– Что можно обнаружить в гробнице? – негромко переспросил я. – Многое. В том числе, возможно, и ключи к разгадке древних тайн – истоки могущества, перед которым преклонялись жрецы Амона и против которого восстал Эхнатон. Давно погребенные свидетельства, способные объяснить...
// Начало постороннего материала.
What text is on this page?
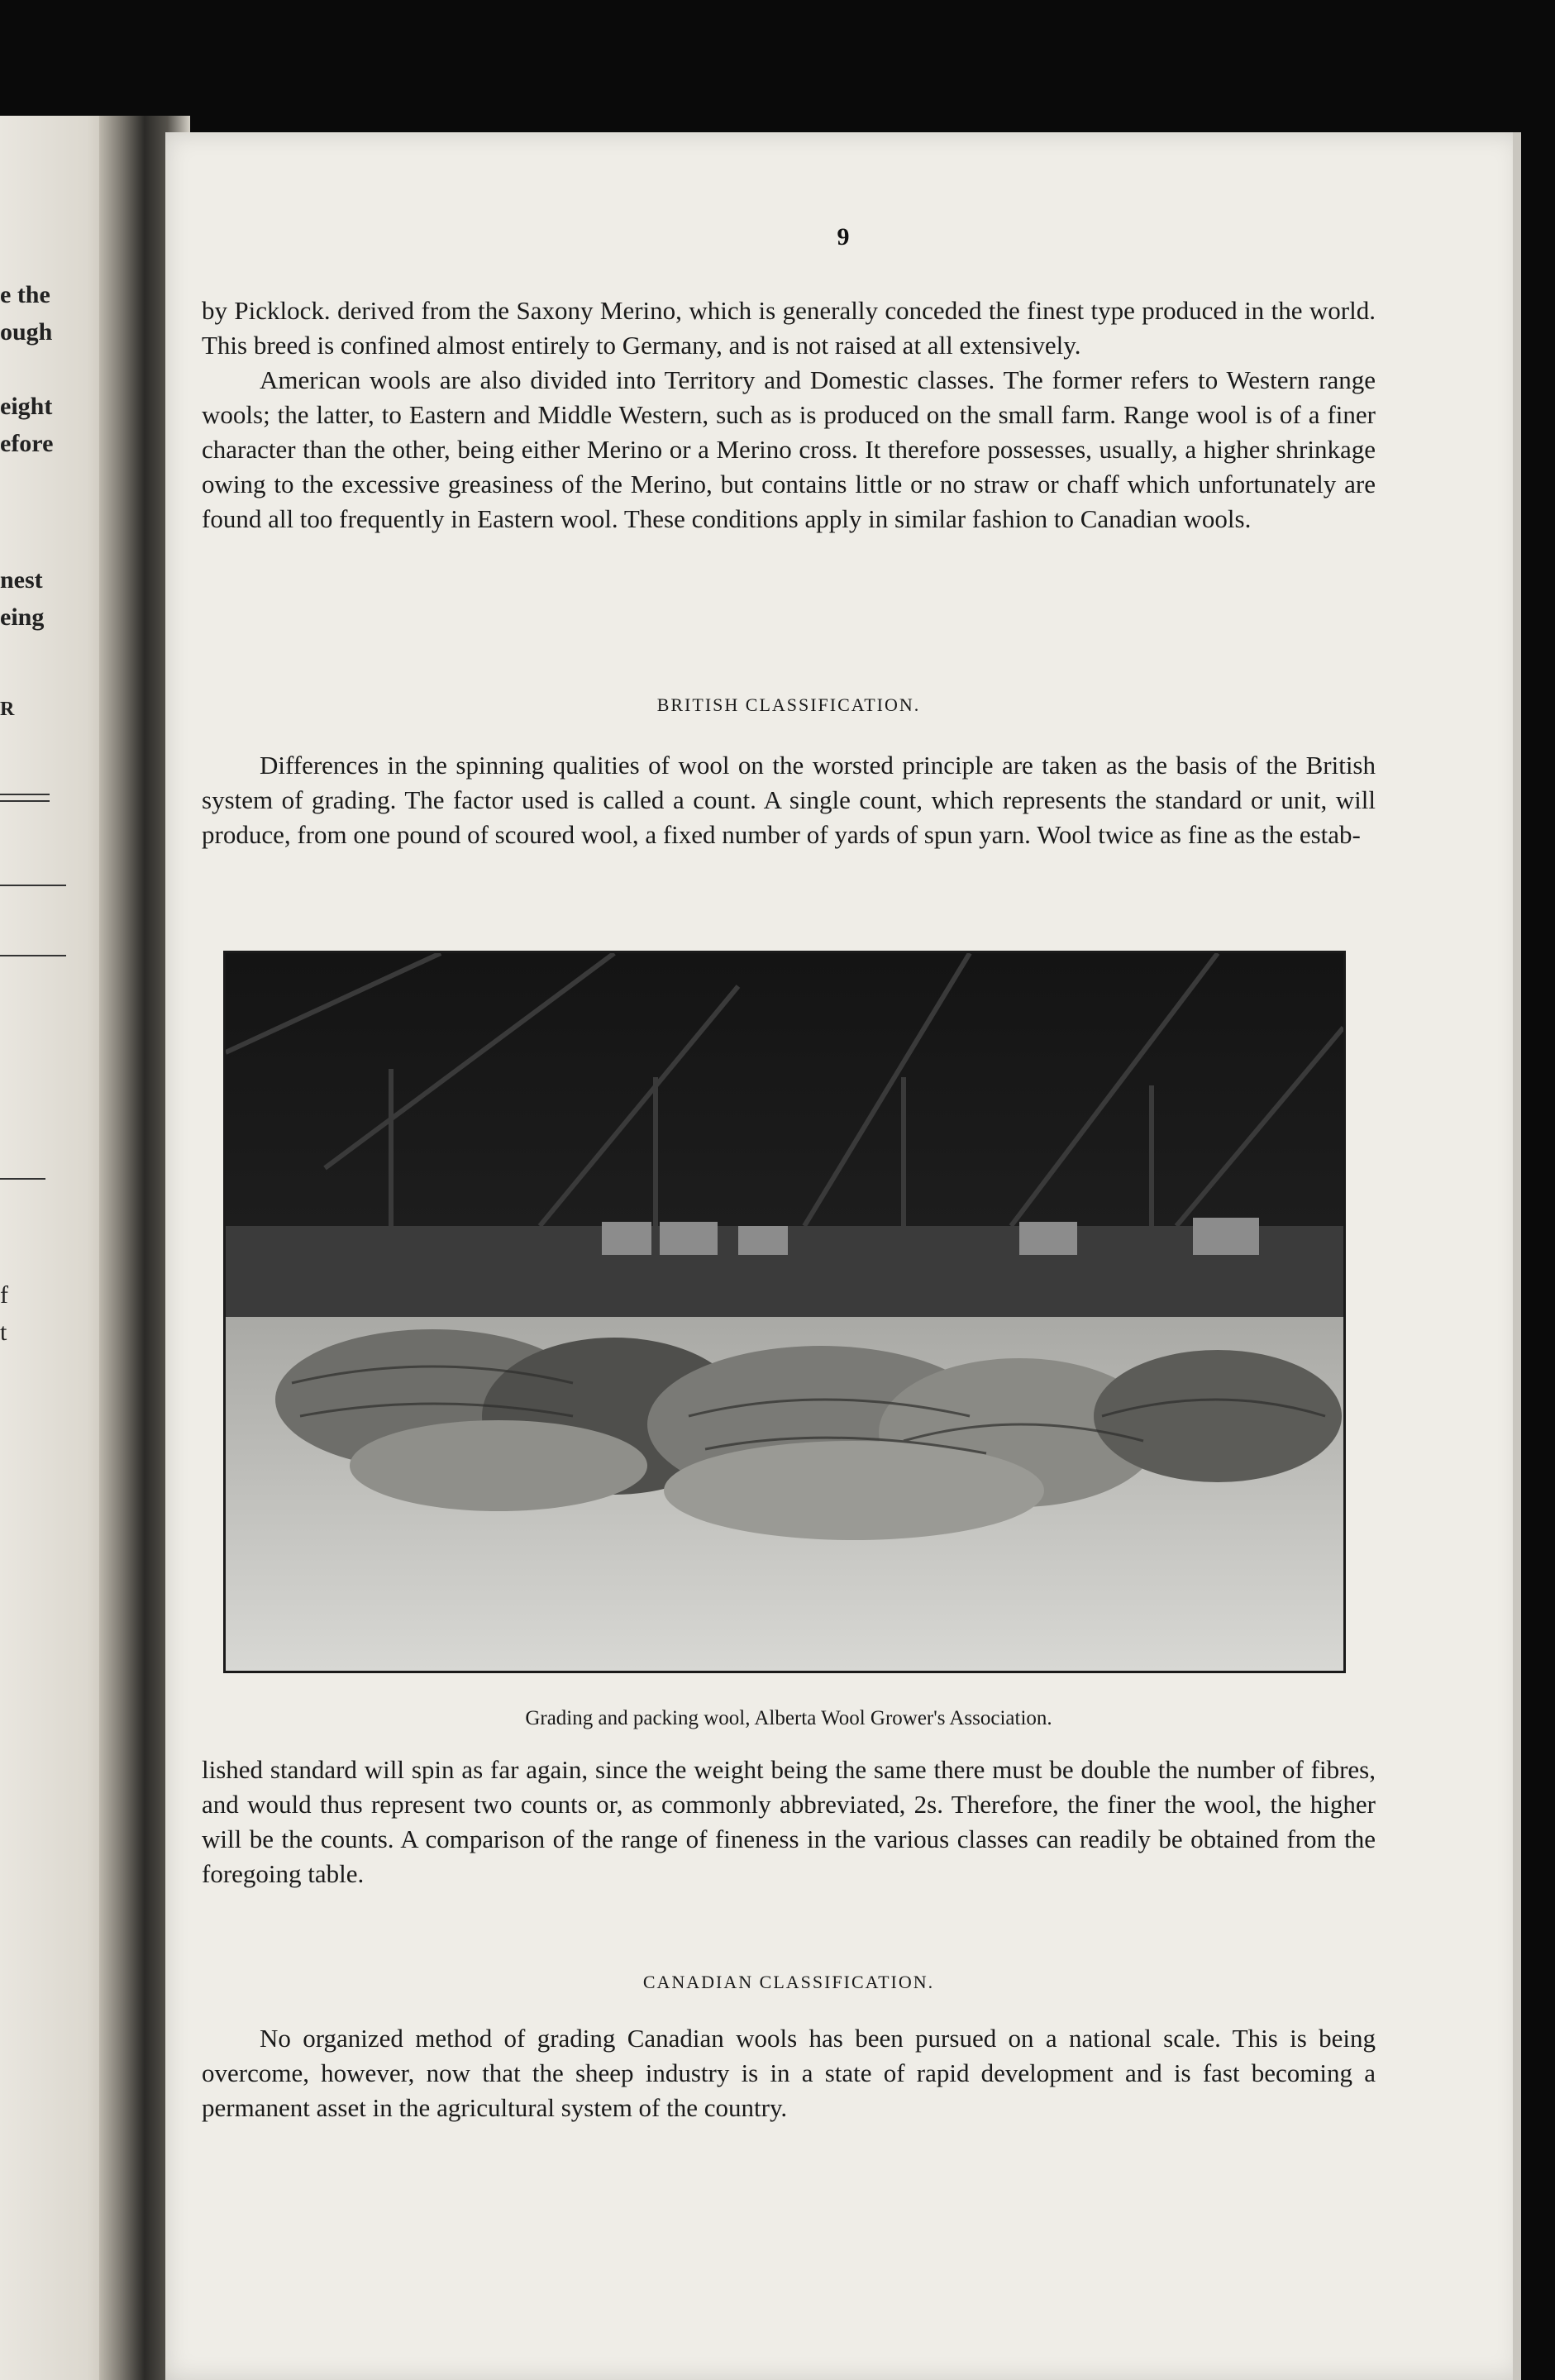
e the
ough
eight
efore
nest
eing
R
f
t
9

by Picklock. derived from the Saxony Merino, which is generally conceded the finest type produced in the world. This breed is confined almost entirely to Germany, and is not raised at all extensively.

American wools are also divided into Territory and Domestic classes. The former refers to Western range wools; the latter, to Eastern and Middle Western, such as is produced on the small farm. Range wool is of a finer character than the other, being either Merino or a Merino cross. It therefore possesses, usually, a higher shrinkage owing to the excessive greasiness of the Merino, but contains little or no straw or chaff which unfortunately are found all too frequently in Eastern wool. These conditions apply in similar fashion to Canadian wools.

BRITISH CLASSIFICATION.

Differences in the spinning qualities of wool on the worsted principle are taken as the basis of the British system of grading. The factor used is called a count. A single count, which represents the standard or unit, will produce, from one pound of scoured wool, a fixed number of yards of spun yarn. Wool twice as fine as the estab-

Grading and packing wool, Alberta Wool Grower's Association.

lished standard will spin as far again, since the weight being the same there must be double the number of fibres, and would thus represent two counts or, as commonly abbreviated, 2s. Therefore, the finer the wool, the higher will be the counts. A comparison of the range of fineness in the various classes can readily be obtained from the foregoing table.

CANADIAN CLASSIFICATION.

No organized method of grading Canadian wools has been pursued on a national scale. This is being overcome, however, now that the sheep industry is in a state of rapid development and is fast becoming a permanent asset in the agricultural system of the country.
Я осекся, ибо шакал завыл снова, и на сей раз в его голосе чудилось нечто замогильное. Во рту у меня вдруг пересохло, и язык точно прилип к небу. Воздух вокруг задрожал, камни и паль замерцали, словно впитав в себя звездный свет, ворота позади нас заколыхались, как будто вдруг утратили плотность. Накатившая тошнота заставила меня пошатнуться и опереться о поваленную колонну. Ничего подобного этому странному, иррациональному ужасу мне не приходилось испытывать уже давно – с того дня, когда я стоял в гробнице Эхнатона перед ликом его царицы. Но странно – стоило мне вспомнить об этом, как ужас начал отступать, а шакалий вой смолк, сменившись мягким, обычным для египетской ночи шелестом пальмовых листьев и колышущихся трав.
Я обернулся к Дэвису.
– Если быть честным, я не знаю, что мы обнаружим. Да и какой смысл гадать об этом сейчас? Тайна должна оставаться тайной, пока она не раскрыта.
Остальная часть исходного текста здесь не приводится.